Hairy Nose Month
I have just been trimming my moustache. It is extremely handsome, blonde, and hanging down below my chin, fixed on with a doubled over sticky label. I practiced in the bathroom, and reckon it will stay on long enough to explain to each school why I have hairy nose on.
May is ‘hairy Nose Month’, when everyone is encouraged to ‘wear whiskers for wildlife’ to raise money for endangered furry creatures. In my case, this year, it’s the northern hairy nosed wombats, and my proceeds from The Hairy Nosed Wombats Find a New Home with Sue Degenarro will be going to The Wombat Foundation (www.wombatfoundation.com.au) to help with research projects, like the northern hairy nosed census using DNA testing.
Back in the 1980s there were only 35 Northern hairy nosed wombats in the world, and nearly two thirds were male, and elderly. It seemed like the northern hairy noses were doomed.
But volunteers raised money to enclose their home in central QLD, to keep out predators, and to put in feed and water stations. We also raise money to study hairy nosed wombats.
Now there are about 200 northern hairy noses. They are still more critically endangered than the panda, but there is a good chance that their population will keep on growing.
The Hairy Nosed Wombats Find a New Home is the almost true story of how the northern hairy noses found a second home, at the Richard Underwood Reserve. Now there are plans to find a third home for hairy noses.

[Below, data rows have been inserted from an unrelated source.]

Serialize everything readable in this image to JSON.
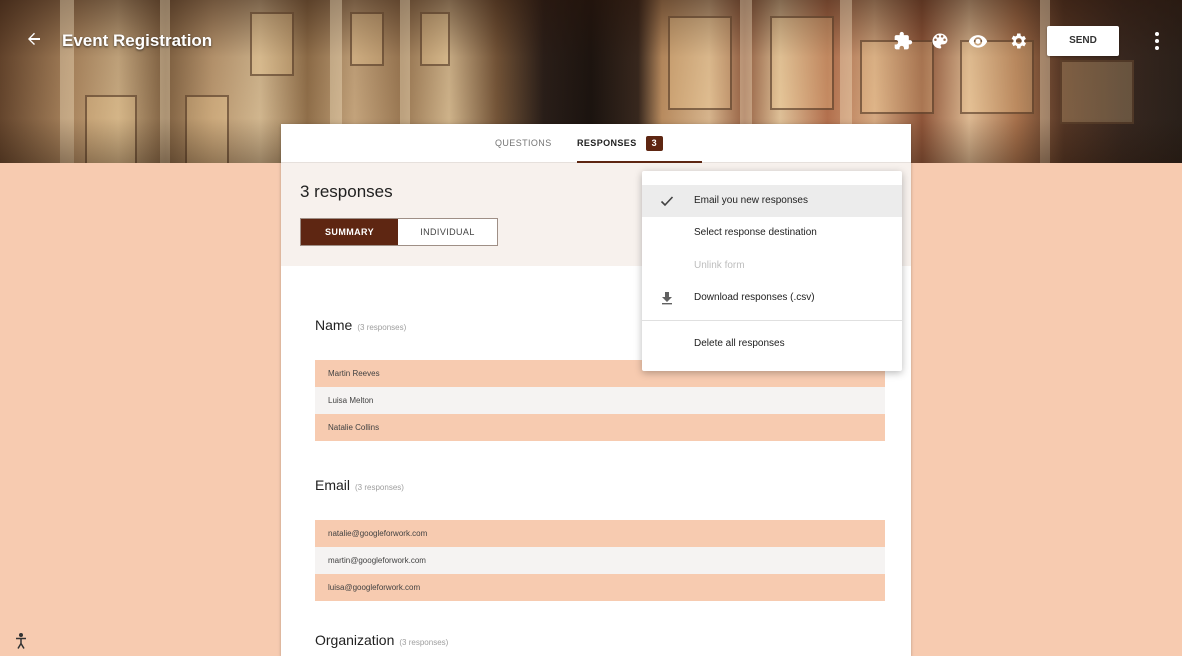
{
  "header": {
    "title": "Event Registration",
    "send_label": "SEND"
  },
  "tabs": {
    "questions": "QUESTIONS",
    "responses": "RESPONSES",
    "responses_count": "3"
  },
  "summary": {
    "count_text": "3 responses",
    "summary_label": "SUMMARY",
    "individual_label": "INDIVIDUAL"
  },
  "questions": [
    {
      "title": "Name",
      "meta": "(3 responses)",
      "answers": [
        "Martin Reeves",
        "Luisa Melton",
        "Natalie Collins"
      ]
    },
    {
      "title": "Email",
      "meta": "(3 responses)",
      "answers": [
        "natalie@googleforwork.com",
        "martin@googleforwork.com",
        "luisa@googleforwork.com"
      ]
    },
    {
      "title": "Organization",
      "meta": "(3 responses)"
    }
  ],
  "menu": {
    "items": [
      {
        "label": "Email you new responses",
        "icon": "check-icon",
        "selected": true
      },
      {
        "label": "Select response destination"
      },
      {
        "label": "Unlink form",
        "disabled": true
      },
      {
        "label": "Download responses (.csv)",
        "icon": "download-icon"
      },
      {
        "label": "Delete all responses"
      }
    ]
  },
  "colors": {
    "accent": "#5e2612",
    "background": "#f7cbb0"
  }
}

It is a good news story for endangered species. It shows that if enough people care we can save endangered species, just by giving them a safe place to live. Up at Epping the hairy noses are doing what wombats do best: at, digging, and creating baby wombats.
If you’d like to know more about northern hairy noses, or help raise money for them, go to www.wombatfoundation.com.au Send in photos of you and your friends wearing whiskers- the best wins a cop of the book.
Or choose your own favourite whiskery wildlife, and this month, wear whiskers for them.